As per ASME VIII-2, the Pb+Pl+Q+F stresses, when are checked against fatigue allowable, should initially be divided by 2 (meaning that actual Secondary + Peak resultant stress ranges, as calculated analytically or by FEA, are reduced twice, to find the stress amplitudes) and then are checked against Sa limit from S-N fatigue curves.

By default, Caesar II considers two times the ASME VIII-2 fatigue strength from S-N curves and therefore there is no need to divide the calculated stresses by 2. But, as I've written above, it remains the SIFs non-conformity issue...

Regarding the loading cases development, it is user/engineer option to consider the relevant cyclic loadings for fatigue check. Is it Pressure Load cyclic load with SAME NO. of loading-unloading cycles as Temperature increase/decrease? If pressure and temperature experience cyclic variations simultaneously, then yes, P+T should be considered in fatigue check.

BUT is it Weight (W) a cyclic load? Excepting fluid weight action, I don't think so...

Anyway, if T1 = Tmax and T2 = Tmin < Tinstall, then I don't think W+P1+T1 and W+P1+T2 are recommended for Fatigue check. You need indeed the thermal expansion/contraction RANGE T1-T2 to be checked. Then, you may need to calculate the EXCLUSIVE PRESSURE Stresses as (W+P1) - W.

Finally, it depends what requirements you have from Client/Owner and what assumptions and/or method statement have been agreed in the Design Basis...


Regards,

I am still having issues with why CAESAR II multiplies the stress values from the S-N curves by two?

Any additional clarification is appreciated.

Thinking out loud here, but perhaps they're not doubling the stress but halving the cycle.

When you go from state 1 to state 2, it's a half-cycle. Going back to state 1 would make it a full cycle.

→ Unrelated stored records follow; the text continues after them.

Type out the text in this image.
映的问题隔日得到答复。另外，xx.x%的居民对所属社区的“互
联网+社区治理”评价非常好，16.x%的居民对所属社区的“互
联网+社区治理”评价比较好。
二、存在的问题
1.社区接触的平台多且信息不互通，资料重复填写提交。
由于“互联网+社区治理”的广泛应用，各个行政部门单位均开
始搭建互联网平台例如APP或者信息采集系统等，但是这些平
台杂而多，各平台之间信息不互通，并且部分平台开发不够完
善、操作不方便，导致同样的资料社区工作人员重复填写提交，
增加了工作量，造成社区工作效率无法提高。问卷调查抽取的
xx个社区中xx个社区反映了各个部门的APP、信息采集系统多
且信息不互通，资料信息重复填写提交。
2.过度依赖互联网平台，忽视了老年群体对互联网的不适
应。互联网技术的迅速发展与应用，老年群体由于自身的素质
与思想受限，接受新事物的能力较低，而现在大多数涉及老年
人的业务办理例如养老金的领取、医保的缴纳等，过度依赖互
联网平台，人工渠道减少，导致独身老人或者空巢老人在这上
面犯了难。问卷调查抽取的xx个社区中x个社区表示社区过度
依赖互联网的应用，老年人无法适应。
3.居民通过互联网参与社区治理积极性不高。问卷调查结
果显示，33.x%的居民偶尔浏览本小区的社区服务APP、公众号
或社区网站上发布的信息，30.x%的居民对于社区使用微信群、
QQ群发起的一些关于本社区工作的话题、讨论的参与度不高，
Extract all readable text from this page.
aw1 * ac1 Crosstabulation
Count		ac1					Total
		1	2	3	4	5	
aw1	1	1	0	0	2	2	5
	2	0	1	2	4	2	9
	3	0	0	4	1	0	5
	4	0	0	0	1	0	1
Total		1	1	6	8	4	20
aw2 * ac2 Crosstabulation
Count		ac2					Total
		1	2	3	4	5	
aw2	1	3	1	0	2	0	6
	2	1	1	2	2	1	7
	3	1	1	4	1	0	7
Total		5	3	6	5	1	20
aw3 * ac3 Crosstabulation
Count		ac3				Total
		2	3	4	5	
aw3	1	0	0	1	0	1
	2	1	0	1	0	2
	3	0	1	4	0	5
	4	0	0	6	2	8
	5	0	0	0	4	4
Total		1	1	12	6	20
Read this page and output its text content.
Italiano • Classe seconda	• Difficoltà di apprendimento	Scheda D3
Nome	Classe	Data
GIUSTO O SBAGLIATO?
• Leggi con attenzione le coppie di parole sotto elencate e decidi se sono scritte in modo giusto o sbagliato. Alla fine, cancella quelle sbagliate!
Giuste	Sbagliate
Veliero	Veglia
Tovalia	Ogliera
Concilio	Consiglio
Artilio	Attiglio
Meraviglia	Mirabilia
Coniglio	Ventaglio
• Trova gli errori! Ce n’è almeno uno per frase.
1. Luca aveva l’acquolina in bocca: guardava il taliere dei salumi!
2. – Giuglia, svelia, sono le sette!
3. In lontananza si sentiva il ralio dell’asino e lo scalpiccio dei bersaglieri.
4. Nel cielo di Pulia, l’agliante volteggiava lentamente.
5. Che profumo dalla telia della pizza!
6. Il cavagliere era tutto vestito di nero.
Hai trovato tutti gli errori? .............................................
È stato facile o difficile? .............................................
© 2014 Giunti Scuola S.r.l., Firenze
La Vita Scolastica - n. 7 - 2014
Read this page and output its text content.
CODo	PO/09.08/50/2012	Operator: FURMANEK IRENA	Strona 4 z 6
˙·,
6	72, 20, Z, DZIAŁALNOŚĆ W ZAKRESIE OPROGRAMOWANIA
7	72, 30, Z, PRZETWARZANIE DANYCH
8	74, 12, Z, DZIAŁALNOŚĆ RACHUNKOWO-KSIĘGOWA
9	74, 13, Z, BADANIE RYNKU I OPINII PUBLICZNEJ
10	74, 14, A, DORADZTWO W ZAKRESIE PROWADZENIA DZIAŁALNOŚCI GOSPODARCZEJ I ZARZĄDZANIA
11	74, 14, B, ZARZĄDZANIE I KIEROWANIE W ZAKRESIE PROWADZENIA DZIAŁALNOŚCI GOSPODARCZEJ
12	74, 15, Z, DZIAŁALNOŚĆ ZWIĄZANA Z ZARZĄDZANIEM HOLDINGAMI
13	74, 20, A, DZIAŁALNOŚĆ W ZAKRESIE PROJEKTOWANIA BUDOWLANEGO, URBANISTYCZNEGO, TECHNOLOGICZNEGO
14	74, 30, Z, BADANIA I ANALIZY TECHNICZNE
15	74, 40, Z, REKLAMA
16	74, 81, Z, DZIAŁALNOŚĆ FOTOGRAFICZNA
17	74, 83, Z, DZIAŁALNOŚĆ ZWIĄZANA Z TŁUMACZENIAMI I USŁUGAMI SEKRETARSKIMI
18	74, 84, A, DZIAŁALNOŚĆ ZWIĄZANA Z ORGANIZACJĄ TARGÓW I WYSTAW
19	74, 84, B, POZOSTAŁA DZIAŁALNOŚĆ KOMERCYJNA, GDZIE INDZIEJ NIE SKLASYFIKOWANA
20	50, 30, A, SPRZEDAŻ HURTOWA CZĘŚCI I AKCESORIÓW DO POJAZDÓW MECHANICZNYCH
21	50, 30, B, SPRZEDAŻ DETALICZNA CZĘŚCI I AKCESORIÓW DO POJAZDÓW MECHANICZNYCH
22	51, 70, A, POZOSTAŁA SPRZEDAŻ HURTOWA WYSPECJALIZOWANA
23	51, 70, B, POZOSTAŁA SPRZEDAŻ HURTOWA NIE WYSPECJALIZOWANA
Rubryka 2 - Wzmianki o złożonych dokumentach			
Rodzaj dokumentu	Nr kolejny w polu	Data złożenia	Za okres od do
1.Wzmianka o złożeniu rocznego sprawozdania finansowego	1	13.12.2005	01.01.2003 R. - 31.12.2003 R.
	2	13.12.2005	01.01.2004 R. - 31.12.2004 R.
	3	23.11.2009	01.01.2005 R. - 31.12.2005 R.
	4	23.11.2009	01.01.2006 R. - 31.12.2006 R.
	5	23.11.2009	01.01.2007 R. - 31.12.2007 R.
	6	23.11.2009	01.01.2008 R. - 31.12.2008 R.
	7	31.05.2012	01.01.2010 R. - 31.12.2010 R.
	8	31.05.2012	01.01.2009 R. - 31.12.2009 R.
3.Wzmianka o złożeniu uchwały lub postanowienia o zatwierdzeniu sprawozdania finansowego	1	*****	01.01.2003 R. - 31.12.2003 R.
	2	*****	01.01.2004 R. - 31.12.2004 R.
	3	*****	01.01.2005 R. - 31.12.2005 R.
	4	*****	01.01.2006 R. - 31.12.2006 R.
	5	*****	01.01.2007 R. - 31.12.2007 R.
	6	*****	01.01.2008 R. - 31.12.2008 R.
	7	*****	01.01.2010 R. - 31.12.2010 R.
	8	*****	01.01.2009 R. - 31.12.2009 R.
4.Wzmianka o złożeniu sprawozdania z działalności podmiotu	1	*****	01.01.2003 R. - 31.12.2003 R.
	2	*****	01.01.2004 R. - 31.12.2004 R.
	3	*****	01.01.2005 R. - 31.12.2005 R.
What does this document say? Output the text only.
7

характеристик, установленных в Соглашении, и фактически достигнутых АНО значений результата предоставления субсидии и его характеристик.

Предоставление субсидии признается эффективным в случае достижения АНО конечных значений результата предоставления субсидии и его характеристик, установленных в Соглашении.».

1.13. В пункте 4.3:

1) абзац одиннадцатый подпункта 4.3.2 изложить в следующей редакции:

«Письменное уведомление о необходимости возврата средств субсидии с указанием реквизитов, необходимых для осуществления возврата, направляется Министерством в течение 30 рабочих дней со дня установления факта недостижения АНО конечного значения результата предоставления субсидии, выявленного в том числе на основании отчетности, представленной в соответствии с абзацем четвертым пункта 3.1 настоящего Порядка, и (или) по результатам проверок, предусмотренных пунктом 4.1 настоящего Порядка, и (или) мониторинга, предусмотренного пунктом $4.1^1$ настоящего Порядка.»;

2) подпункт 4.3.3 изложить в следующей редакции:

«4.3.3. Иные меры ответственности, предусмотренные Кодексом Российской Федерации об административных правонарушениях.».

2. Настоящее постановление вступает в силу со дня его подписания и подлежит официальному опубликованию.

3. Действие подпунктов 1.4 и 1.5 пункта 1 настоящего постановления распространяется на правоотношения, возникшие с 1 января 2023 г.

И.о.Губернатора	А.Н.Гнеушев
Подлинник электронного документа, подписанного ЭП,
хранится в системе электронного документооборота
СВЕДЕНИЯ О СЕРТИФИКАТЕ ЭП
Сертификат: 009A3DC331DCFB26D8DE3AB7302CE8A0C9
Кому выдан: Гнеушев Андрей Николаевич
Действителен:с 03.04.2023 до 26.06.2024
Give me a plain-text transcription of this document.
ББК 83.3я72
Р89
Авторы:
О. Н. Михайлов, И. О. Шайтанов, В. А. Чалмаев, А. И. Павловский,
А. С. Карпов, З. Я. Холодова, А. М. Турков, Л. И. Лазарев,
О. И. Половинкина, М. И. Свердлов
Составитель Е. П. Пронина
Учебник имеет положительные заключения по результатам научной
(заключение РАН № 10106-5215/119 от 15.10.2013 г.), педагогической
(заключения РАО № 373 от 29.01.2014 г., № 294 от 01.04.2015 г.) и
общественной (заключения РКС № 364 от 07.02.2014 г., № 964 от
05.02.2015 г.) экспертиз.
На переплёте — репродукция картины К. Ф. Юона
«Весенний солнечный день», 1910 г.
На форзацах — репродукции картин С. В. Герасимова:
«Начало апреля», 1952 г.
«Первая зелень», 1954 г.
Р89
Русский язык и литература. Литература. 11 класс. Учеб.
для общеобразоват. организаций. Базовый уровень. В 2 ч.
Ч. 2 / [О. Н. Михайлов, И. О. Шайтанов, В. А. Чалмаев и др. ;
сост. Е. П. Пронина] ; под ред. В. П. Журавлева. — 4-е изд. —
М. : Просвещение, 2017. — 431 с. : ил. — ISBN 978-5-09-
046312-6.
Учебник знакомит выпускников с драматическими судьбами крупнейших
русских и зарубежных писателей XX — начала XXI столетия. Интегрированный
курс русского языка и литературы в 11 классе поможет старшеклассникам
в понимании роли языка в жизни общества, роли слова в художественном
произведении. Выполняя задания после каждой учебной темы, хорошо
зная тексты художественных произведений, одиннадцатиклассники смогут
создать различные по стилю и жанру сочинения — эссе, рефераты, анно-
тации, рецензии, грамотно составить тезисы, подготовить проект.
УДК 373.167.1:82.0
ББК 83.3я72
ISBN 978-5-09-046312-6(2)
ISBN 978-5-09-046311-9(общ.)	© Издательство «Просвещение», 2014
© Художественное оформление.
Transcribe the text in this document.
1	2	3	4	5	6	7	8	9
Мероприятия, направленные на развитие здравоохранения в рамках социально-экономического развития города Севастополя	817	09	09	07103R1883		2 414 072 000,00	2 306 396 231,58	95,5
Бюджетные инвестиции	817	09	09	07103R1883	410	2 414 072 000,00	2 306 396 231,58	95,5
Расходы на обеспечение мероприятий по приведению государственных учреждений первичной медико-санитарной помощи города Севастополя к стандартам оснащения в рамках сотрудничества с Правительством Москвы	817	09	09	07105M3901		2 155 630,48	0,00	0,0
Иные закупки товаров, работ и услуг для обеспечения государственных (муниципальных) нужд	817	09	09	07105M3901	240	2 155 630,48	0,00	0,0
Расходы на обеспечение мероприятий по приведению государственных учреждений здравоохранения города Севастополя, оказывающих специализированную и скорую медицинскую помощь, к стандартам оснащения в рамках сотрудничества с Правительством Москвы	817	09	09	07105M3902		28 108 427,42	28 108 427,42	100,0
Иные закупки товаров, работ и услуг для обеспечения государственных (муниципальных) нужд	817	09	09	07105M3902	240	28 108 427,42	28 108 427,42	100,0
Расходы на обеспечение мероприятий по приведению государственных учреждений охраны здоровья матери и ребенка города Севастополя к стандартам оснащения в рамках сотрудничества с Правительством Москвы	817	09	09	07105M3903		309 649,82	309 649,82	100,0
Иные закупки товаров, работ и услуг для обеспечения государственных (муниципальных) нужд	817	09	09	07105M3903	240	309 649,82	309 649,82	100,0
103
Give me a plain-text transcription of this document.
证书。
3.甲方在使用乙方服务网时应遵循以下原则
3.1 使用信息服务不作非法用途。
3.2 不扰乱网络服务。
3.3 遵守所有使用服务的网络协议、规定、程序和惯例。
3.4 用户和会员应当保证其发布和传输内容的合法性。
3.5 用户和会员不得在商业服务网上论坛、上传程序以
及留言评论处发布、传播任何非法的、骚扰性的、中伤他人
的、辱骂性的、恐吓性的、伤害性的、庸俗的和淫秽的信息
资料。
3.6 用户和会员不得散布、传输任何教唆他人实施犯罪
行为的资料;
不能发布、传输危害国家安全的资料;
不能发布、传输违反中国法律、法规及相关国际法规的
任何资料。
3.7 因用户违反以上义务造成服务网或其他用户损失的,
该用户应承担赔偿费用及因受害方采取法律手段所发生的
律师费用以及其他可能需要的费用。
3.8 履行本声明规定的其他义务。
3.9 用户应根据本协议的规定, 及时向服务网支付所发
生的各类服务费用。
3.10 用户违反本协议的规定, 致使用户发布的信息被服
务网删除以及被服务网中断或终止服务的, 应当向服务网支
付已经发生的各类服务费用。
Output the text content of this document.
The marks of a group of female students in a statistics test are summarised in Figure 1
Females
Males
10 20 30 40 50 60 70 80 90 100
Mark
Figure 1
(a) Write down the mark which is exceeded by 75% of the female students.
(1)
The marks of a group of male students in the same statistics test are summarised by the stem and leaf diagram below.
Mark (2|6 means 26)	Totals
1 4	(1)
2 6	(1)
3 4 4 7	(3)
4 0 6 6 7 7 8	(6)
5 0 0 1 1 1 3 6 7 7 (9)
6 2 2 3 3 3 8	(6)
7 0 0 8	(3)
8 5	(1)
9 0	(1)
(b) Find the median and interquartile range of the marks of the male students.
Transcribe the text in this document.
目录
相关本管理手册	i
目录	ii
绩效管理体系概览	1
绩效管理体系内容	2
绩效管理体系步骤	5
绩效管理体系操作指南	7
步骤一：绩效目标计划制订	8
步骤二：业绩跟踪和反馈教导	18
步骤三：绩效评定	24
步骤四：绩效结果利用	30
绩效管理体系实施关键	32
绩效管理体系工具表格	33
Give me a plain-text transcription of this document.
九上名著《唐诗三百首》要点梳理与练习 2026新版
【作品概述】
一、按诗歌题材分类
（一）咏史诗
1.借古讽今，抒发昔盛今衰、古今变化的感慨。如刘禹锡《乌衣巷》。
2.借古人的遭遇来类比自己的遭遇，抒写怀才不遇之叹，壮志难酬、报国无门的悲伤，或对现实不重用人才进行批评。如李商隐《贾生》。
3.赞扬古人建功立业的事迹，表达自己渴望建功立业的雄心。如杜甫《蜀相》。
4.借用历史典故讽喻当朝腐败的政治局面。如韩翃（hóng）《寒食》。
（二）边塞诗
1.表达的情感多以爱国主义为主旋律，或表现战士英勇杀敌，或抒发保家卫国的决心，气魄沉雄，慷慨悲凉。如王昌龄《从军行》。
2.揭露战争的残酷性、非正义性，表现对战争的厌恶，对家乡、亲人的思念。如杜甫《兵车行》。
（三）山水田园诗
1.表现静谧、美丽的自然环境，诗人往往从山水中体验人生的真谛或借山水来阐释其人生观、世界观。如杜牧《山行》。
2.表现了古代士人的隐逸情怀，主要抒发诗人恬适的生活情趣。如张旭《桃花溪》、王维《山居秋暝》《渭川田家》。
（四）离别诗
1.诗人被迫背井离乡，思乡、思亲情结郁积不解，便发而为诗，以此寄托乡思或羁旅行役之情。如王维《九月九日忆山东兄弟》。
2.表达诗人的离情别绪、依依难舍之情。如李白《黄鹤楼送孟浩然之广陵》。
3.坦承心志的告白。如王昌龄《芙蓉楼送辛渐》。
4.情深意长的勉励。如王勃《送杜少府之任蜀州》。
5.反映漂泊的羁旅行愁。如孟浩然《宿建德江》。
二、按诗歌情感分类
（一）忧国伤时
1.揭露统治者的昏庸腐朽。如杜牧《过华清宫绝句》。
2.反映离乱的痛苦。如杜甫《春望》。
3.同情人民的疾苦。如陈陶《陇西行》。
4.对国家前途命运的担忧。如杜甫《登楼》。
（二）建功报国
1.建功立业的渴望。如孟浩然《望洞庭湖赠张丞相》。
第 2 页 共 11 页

Fatigue curves reflect stress amplitude. The piping code expansion stress range is just that, a range, or two times the amplitude.
So in static analysis input, CAESAR II will double the amplitude to give a range for these code-defined range checks. But if you go on to a harmonic analysis - which is an amplitude calculation - these curves will revert to amplitude by halving the entered stresses in the static analysis fatigue input.